Some athletes get built up just to be torn down.
Lamar Jackson was great in 2019. He won MVP on a unanimous vote and was completely deserving of it. But 2020 brought increased scrutiny. When the Ravens lost a playoff game to the Tennessee Titans a year ago, Jackson was blamed for not winning a playoff game, though football is a team game. Jackson’s numbers regressed during this past regular season, as did the Ravens’ record, and everyone seemed to enjoy taking shots at him.
Jackson is still one of the most electrifying players in the NFL and showed that on Sunday. Jackson put some narratives in his past by helping the Baltimore Ravens get past Tennessee 20-13 in a tense wild-card playoff game. Jackson rushed for 136 yards and the Ravens moved on to the divisional round.
Jackson wasn’t dominant, especially passing the ball (he had 179 yards through the air), but he made enough happen to win including an electrifying touchdown run. If some are going to put all the blame on Jackson for “losing a playoff game,” then he deserves full credit when the Ravens win one, right?
Lamar Jackson makes big plays
The highlight play of the Ravens’ first playoff win since the end of the 2014 season came on a play that looked like a Titans sack.
On a third-and-9 with the Ravens trailing 10-3, the Titans got a rush on Jackson. Jackson escaped, and that means trouble for opposing defenses. Jackson got in the open field and cruised past everyone for a fantastic 48-yard touchdown run. Not many players in the history of the game have been able to hit a big scoring run that suddenly. There was a reason Mike Vick was trending on Twitter Sunday afternoon.
Jackson had more than 100 yards rushing. He hasn’t been quite as effective running the football this season but did come on late in the regular season. When Jackson is running well, the entire offense is hard to stop.
The Ravens didn’t light up the scoreboard, but a fantastic defensive effort helped get them the win.
The Ravens took a lesson from that. They sold out to stop Henry, and it worked. Henry had 29 yards on 14 carries through three quarters. Henry became the eighth player in NFL history to rush for 2,000 yards in a season, and Baltimore made him a non-factor. He finished with 40 yards rushing on 18 carries, and his longest run was 8 yards.
The Ravens had a chance to put the game away in the fourth quarter. A terrible decision by Titans coach Mike Vrabel to punt in Ravens territory on fourth-and-2, despite being down by a score, led to a Ravens drive that drained 5:41 from the clock. The Ravens seemed to have a key first down on their own fourth-down conversion attempt, but receiver Willie Snead was called for a questionable offensive pass interference. They kicked a field goal instead and took a 20-13 lead.

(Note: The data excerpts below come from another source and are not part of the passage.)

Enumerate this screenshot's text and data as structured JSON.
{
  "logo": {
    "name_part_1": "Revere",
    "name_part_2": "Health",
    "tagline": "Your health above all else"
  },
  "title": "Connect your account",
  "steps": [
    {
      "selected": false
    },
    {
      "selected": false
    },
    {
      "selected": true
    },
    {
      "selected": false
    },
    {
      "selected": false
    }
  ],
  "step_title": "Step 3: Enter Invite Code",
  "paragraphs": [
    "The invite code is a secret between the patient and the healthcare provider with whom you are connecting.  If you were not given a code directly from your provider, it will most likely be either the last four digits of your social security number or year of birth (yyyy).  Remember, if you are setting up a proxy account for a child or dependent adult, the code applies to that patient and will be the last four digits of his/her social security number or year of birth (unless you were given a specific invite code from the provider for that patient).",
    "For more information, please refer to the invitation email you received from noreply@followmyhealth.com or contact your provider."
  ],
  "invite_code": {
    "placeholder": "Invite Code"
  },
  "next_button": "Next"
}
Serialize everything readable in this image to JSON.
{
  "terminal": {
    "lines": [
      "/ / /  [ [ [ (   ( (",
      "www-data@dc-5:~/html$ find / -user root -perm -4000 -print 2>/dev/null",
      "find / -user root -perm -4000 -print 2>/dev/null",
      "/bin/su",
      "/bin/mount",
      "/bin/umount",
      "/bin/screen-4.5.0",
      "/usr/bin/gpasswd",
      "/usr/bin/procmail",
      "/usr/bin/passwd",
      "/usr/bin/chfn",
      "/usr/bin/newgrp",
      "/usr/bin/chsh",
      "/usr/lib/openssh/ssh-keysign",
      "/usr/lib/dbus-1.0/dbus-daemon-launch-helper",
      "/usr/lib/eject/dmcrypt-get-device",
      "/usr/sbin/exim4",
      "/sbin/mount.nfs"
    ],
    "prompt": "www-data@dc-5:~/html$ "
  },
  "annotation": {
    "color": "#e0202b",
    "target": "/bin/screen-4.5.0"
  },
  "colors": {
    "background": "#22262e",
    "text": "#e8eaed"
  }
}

The Titans got the ball back with 4:13 left, needing a touchdown. But on the first play after the two-minute warning, Marcus Peters picked off Tannehill’s deep pass. The Ravens stomped on the Titans’ logo, a callback to Tennessee doing the same on the Ravens logo before a meeting in the regular season, just to rub it in. The 15-yard taunting penalty wasn’t great, but Jackson put the game away with a 33-yard run and a key first down.
The Ravens put a lot of frustration behind them on Sunday. That’s especially true for Jackson, who doesn’t have to hear about not winning a playoff game anymore.